Mounds and Caves - Press Release

Sydney artist Mark Gerada will challenge religion’s leading role in the “war on terror” in his latest exhibition Mounds & Caves at artist-run gallery Gaffa

Seventy-two paintings will explore representations of forgotten landscapes, alongside video installations that question how religion has been used to defend war by the world’s most powerful figures, especially over the past six years. Mark meditates on the hope for humanity’s spiritual reconnection with the natural world; to a pre-religious experience of life before religion’s divisions and hypocrisies set us against ourselves.

The troubles of the wider world were to impress themselves on the artist with shocking force on 7 July 2005. Mark was heading through London on his way to the Isle of Skye in Scotland that morning of the Tube terrorist bombings.
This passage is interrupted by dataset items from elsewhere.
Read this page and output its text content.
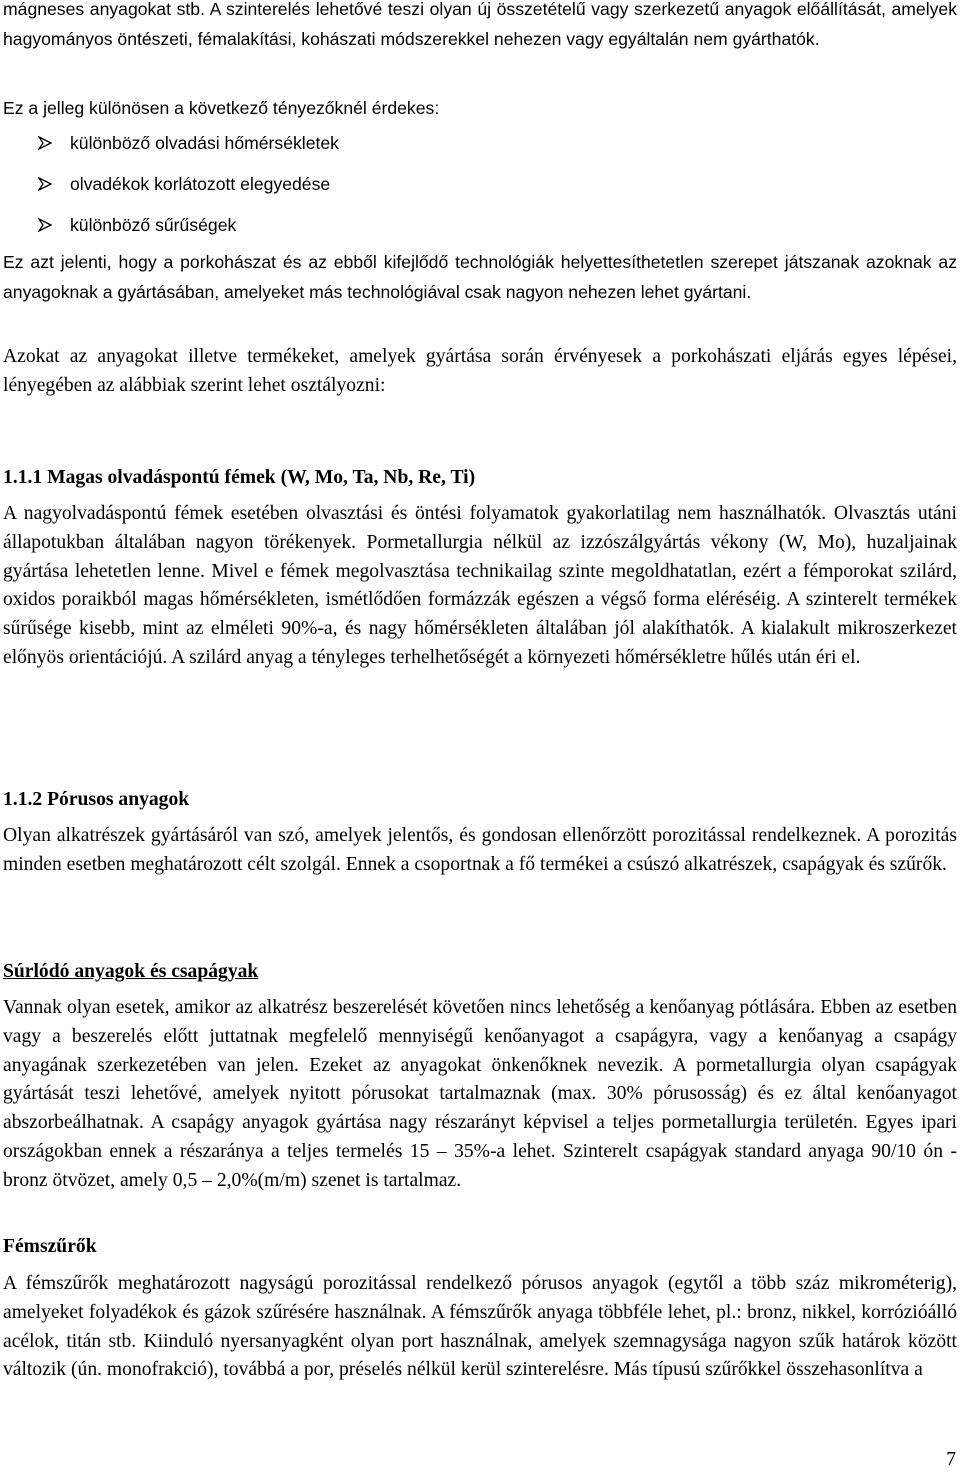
mágneses anyagokat stb. A szinterelés lehetővé teszi olyan új összetételű vagy szerkezetű anyagok előállítását, amelyek hagyományos öntészeti, fémalakítási, kohászati módszerekkel nehezen vagy egyáltalán nem gyárthatók.

Ez a jelleg különösen a következő tényezőknél érdekes:

különböző olvadási hőmérsékletek
olvadékok korlátozott elegyedése
különböző sűrűségek

Ez azt jelenti, hogy a porkohászat és az ebből kifejlődő technológiák helyettesíthetetlen szerepet játszanak azoknak az anyagoknak a gyártásában, amelyeket más technológiával csak nagyon nehezen lehet gyártani.

Azokat az anyagokat illetve termékeket, amelyek gyártása során érvényesek a porkohászati eljárás egyes lépései, lényegében az alábbiak szerint lehet osztályozni:

1.1.1 Magas olvadáspontú fémek (W, Mo, Ta, Nb, Re, Ti)

A nagyolvadáspontú fémek esetében olvasztási és öntési folyamatok gyakorlatilag nem használhatók. Olvasztás utáni állapotukban általában nagyon törékenyek. Pormetallurgia nélkül az izzószálgyártás vékony (W, Mo), huzaljainak gyártása lehetetlen lenne. Mivel e fémek megolvasztása technikailag szinte megoldhatatlan, ezért a fémporokat szilárd, oxidos poraikból magas hőmérsékleten, ismétlődően formázzák egészen a végső forma eléréséig. A szinterelt termékek sűrűsége kisebb, mint az elméleti 90%-a, és nagy hőmérsékleten általában jól alakíthatók. A kialakult mikroszerkezet előnyös orientációjú. A szilárd anyag a tényleges terhelhetőségét a környezeti hőmérsékletre hűlés után éri el.

1.1.2 Pórusos anyagok

Olyan alkatrészek gyártásáról van szó, amelyek jelentős, és gondosan ellenőrzött porozitással rendelkeznek. A porozitás minden esetben meghatározott célt szolgál. Ennek a csoportnak a fő termékei a csúszó alkatrészek, csapágyak és szűrők.

Súrlódó anyagok és csapágyak

Vannak olyan esetek, amikor az alkatrész beszerelését követően nincs lehetőség a kenőanyag pótlására. Ebben az esetben vagy a beszerelés előtt juttatnak megfelelő mennyiségű kenőanyagot a csapágyra, vagy a kenőanyag a csapágy anyagának szerkezetében van jelen. Ezeket az anyagokat önkenőknek nevezik. A pormetallurgia olyan csapágyak gyártását teszi lehetővé, amelyek nyitott pórusokat tartalmaznak (max. 30% pórusosság) és ez által kenőanyagot abszorbeálhatnak. A csapágy anyagok gyártása nagy részarányt képvisel a teljes pormetallurgia területén. Egyes ipari országokban ennek a részaránya a teljes termelés 15 – 35%-a lehet. Szinterelt csapágyak standard anyaga 90/10 ón - bronz ötvözet, amely 0,5 – 2,0%(m/m) szenet is tartalmaz.

Fémszűrők

A fémszűrők meghatározott nagyságú porozitással rendelkező pórusos anyagok (egytől a több száz mikrométerig), amelyeket folyadékok és gázok szűrésére használnak. A fémszűrők anyaga többféle lehet, pl.: bronz, nikkel, korrózióálló acélok, titán stb. Kiinduló nyersanyagként olyan port használnak, amelyek szemnagysága nagyon szűk határok között változik (ún. monofrakció), továbbá a por, préselés nélkül kerül szinterelésre. Más típusú szűrőkkel összehasonlítva a

7
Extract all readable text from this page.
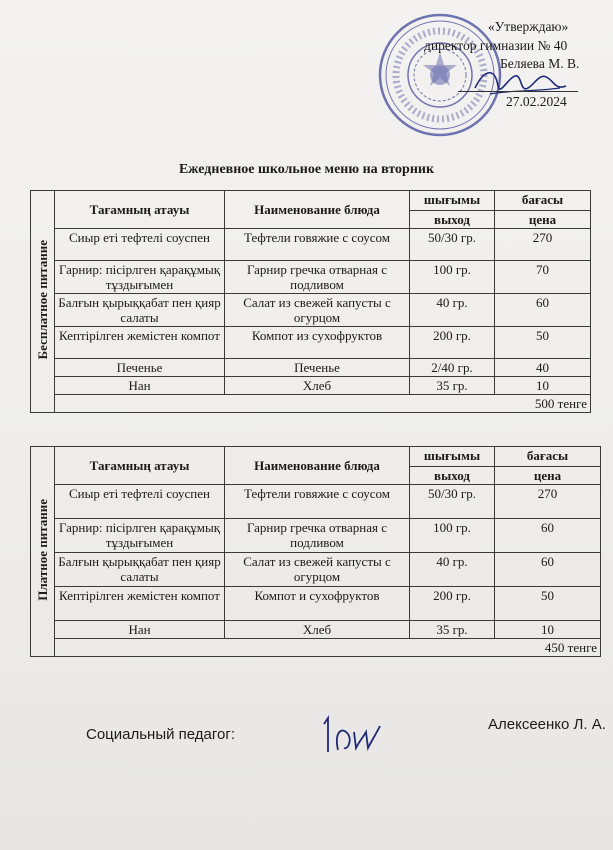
«Утверждаю»
директор гимназии № 40
Беляева М. В.
27.02.2024
Ежедневное школьное меню на вторник
Бесплатное питание	Тағамның атауы	Наименование блюда	шығымы	бағасы
			выход	цена
	Сиыр еті тефтелі соуспен	Тефтели говяжие с соусом	50/30 гр.	270
	Гарнир: пісірлген қарақұмық тұздығымен	Гарнир гречка отварная с подливом	100 гр.	70
	Балғын қырыққабат пен қияр салаты	Салат из свежей капусты с огурцом	40 гр.	60
	Кептірілген жемістен компот	Компот из сухофруктов	200 гр.	50
	Печенье	Печенье	2/40 гр.	40
	Нан	Хлеб	35 гр.	10
	500 тенге			
Платное питание	Тағамның атауы	Наименование блюда	шығымы	бағасы
			выход	цена
	Сиыр еті тефтелі соуспен	Тефтели говяжие с соусом	50/30 гр.	270
	Гарнир: пісірлген қарақұмық тұздығымен	Гарнир гречка отварная с подливом	100 гр.	60
	Балғын қырыққабат пен қияр салаты	Салат из свежей капусты с огурцом	40 гр.	60
	Кептірілген жемістен компот	Компот и сухофруктов	200 гр.	50
	Нан	Хлеб	35 гр.	10
	450 тенге			
Социальный педагог:
Алексеенко Л. А.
He was going there to work on landscape studies and filming for this exhibition, yet after the bombings he arrived in Scotland reeling, doubting the utility of art, distracted with worry for his friends in London. But there the ancient landscape – so pristine and so distant from the insanity of religious violence – reaffirmed the fundamentals of life, and the necessity of art.
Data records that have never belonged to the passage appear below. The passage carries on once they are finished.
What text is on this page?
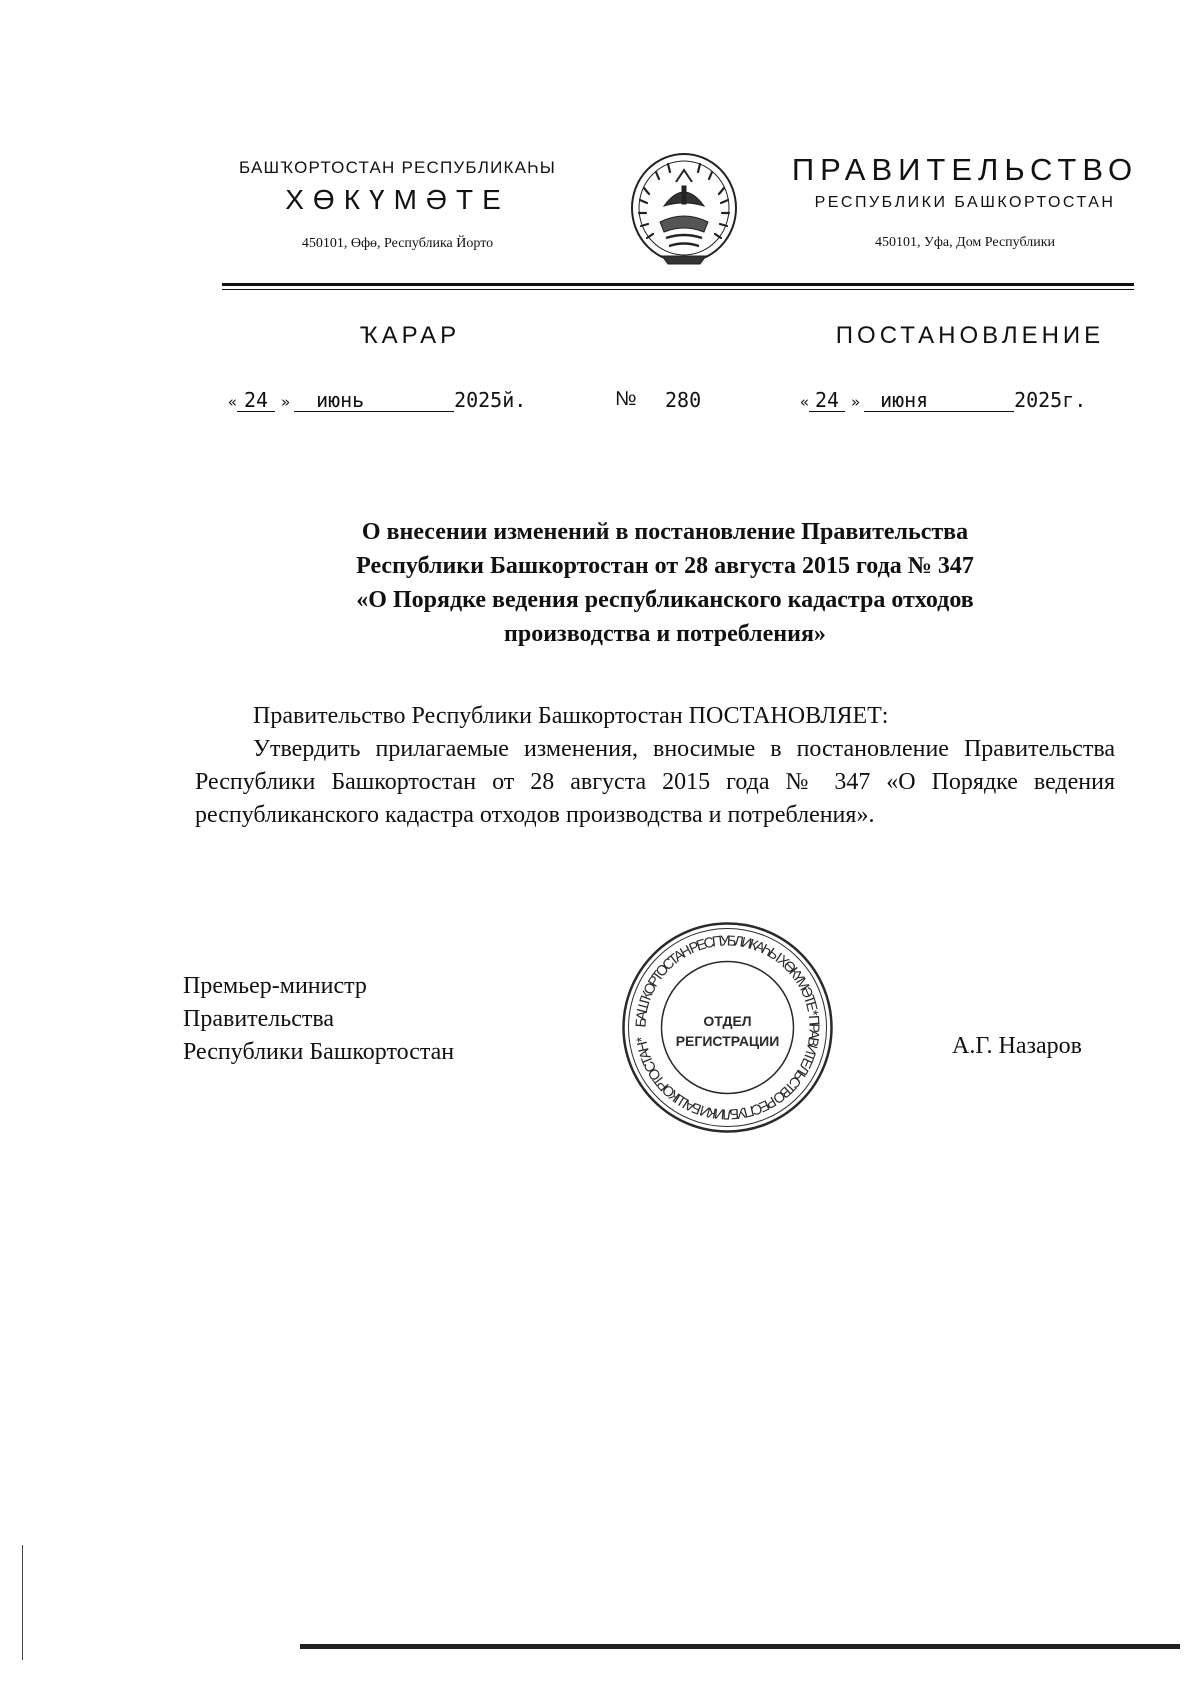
БАШҠОРТОСТАН РЕСПУБЛИКАҺЫ
ХӨКҮМӘТЕ
450101, Өфө, Республика Йорто
ПРАВИТЕЛЬСТВО
РЕСПУБЛИКИ БАШКОРТОСТАН
450101, Уфа, Дом Республики
ҠАРАР	ПОСТАНОВЛЕНИЕ
« 24 » июнь	2025й.	№ 280	« 24 » июня	2025г.
О внесении изменений в постановление Правительства
Республики Башкортостан от 28 августа 2015 года № 347
«О Порядке ведения республиканского кадастра отходов
производства и потребления»

Правительство Республики Башкортостан ПОСТАНОВЛЯЕТ:

Утвердить прилагаемые изменения, вносимые в постановление Правительства Республики Башкортостан от 28 августа 2015 года № 347 «О Порядке ведения республиканского кадастра отходов производства и потребления».

Премьер-министр
Правительства
Республики Башкортостан
БАШҠОРТОСТАН РЕСПУБЛИКАҺЫ ХӨКҮМӘТЕ * ПРАВИТЕЛЬСТВО РЕСПУБЛИКИ БАШКОРТОСТАН *
ОТДЕЛ
РЕГИСТРАЦИИ	А.Г. Назаров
Since leaving Scotland, he has filmed footage in other parts of the world for the resultant video installations that further intensify the context of the paintings. The video soundtrack features the artist’s own composition, in which his voice hums a haunting and universal hymn in rhythm with footage of the world’s most stunning mystical sites. But mediative ambiance turn disturbing, when sound bites of George Bush interrupts by calling for war under the appeal of a spiritual God. These quotes are confrontationally mixed with like-minded phrases from Saddam Hussein.
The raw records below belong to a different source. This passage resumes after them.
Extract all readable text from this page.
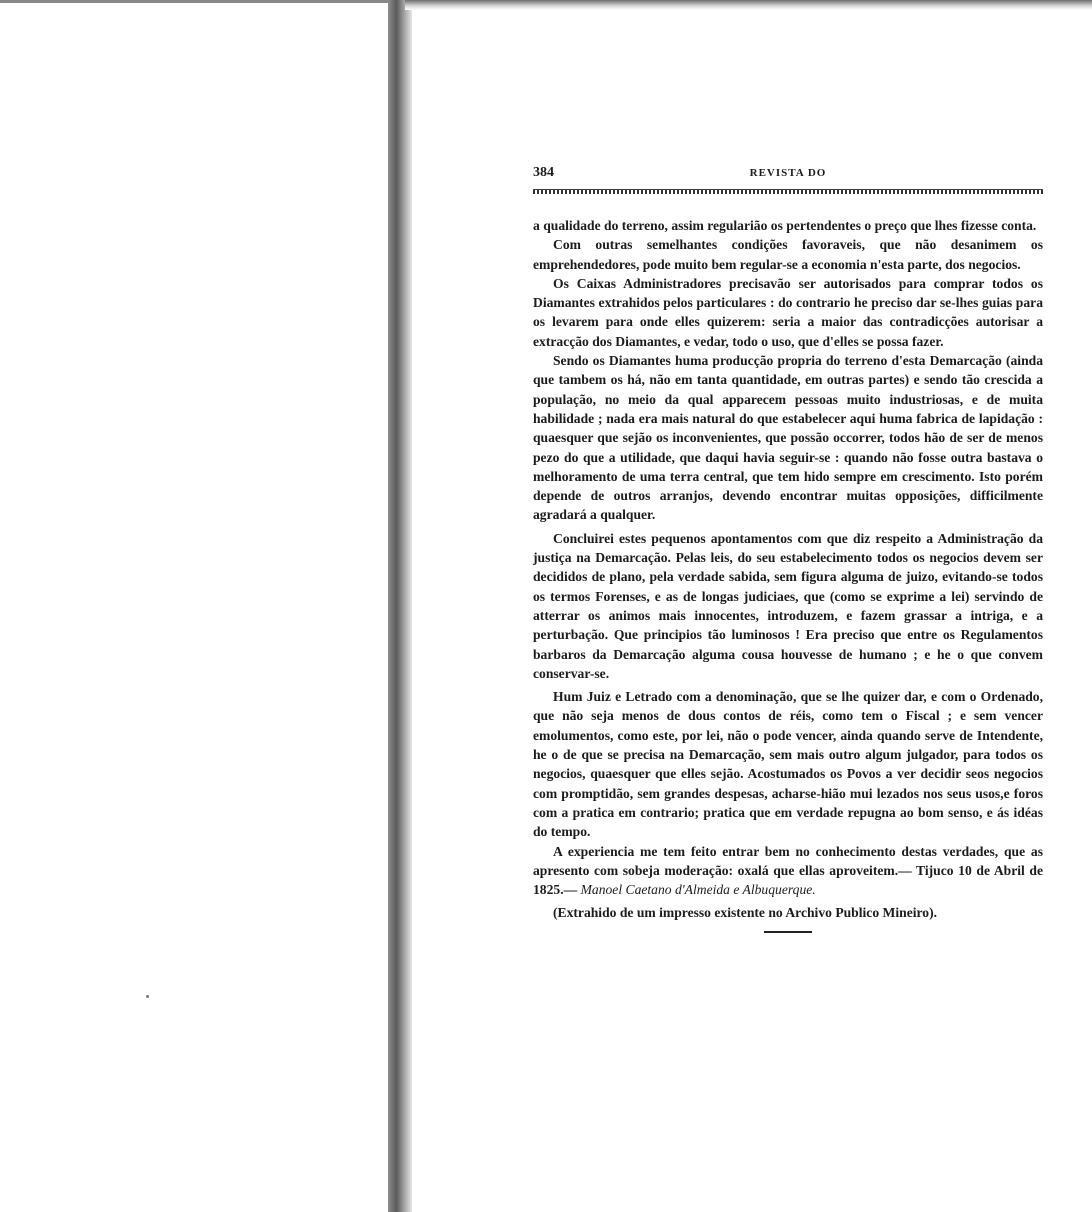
384	REVISTA DO

a qualidade do terreno, assim regularião os pertendentes o preço que lhes fizesse conta.

Com outras semelhantes condições favoraveis, que não desanimem os emprehendedores, pode muito bem regular-se a economia n'esta parte, dos negocios.

Os Caixas Administradores precisavão ser autorisados para comprar todos os Diamantes extrahidos pelos particulares : do contrario he preciso dar se-lhes guias para os levarem para onde elles quizerem: seria a maior das contradicções autorisar a extracção dos Diamantes, e vedar, todo o uso, que d'elles se possa fazer.

Sendo os Diamantes huma producção propria do terreno d'esta Demarcação (ainda que tambem os há, não em tanta quantidade, em outras partes) e sendo tão crescida a população, no meio da qual apparecem pessoas muito industriosas, e de muita habilidade ; nada era mais natural do que estabelecer aqui huma fabrica de lapidação : quaesquer que sejão os inconvenientes, que possão occorrer, todos hão de ser de menos pezo do que a utilidade, que daqui havia seguir-se : quando não fosse outra bastava o melhoramento de uma terra central, que tem hido sempre em crescimento. Isto porém depende de outros arranjos, devendo encontrar muitas opposições, difficilmente agradará a qualquer.

Concluirei estes pequenos apontamentos com que diz respeito a Administração da justiça na Demarcação. Pelas leis, do seu estabelecimento todos os negocios devem ser decididos de plano, pela verdade sabida, sem figura alguma de juizo, evitando-se todos os termos Forenses, e as de longas judiciaes, que (como se exprime a lei) servindo de atterrar os animos mais innocentes, introduzem, e fazem grassar a intriga, e a perturbação. Que principios tão luminosos ! Era preciso que entre os Regulamentos barbaros da Demarcação alguma cousa houvesse de humano ; e he o que convem conservar-se.

Hum Juiz e Letrado com a denominação, que se lhe quizer dar, e com o Ordenado, que não seja menos de dous contos de réis, como tem o Fiscal ; e sem vencer emolumentos, como este, por lei, não o pode vencer, ainda quando serve de Intendente, he o de que se precisa na Demarcação, sem mais outro algum julgador, para todos os negocios, quaesquer que elles sejão. Acostumados os Povos a ver decidir seos negocios com promptidão, sem grandes despesas, acharse-hião mui lezados nos seus usos,e foros com a pratica em contrario; pratica que em verdade repugna ao bom senso, e ás idéas do tempo.

A experiencia me tem feito entrar bem no conhecimento destas verdades, que as apresento com sobeja moderação: oxalá que ellas aproveitem.— Tijuco 10 de Abril de 1825.— Manoel Caetano d'Almeida e Albuquerque.

(Extrahido de um impresso existente no Archivo Publico Mineiro).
“Remarks like these have created paranoia and distrust of other people. It is important to remember where we are coming from to keep the future in perspective.”

In Mounds & Caves, the viewer will be invited into a world of paintings that depict shapes of mountains and caves, domes and peoples’ heads. Mark adopts an organic painting approach that allows for a fluid energy of his paint strokes and an intuitive response to bold, simple shapes. When multiplied across 72 canvases, the mounds and caves stand authoritatively, leaving the viewer in awe of the fabricated landscape’s expressive and simple beauty. But while the works offer such splendour, they stand as a powerful warning. 

Mounds & Caves is a provocative and timely exhibition that forces us to ask, must freedom be predicated on the grim necessity of war?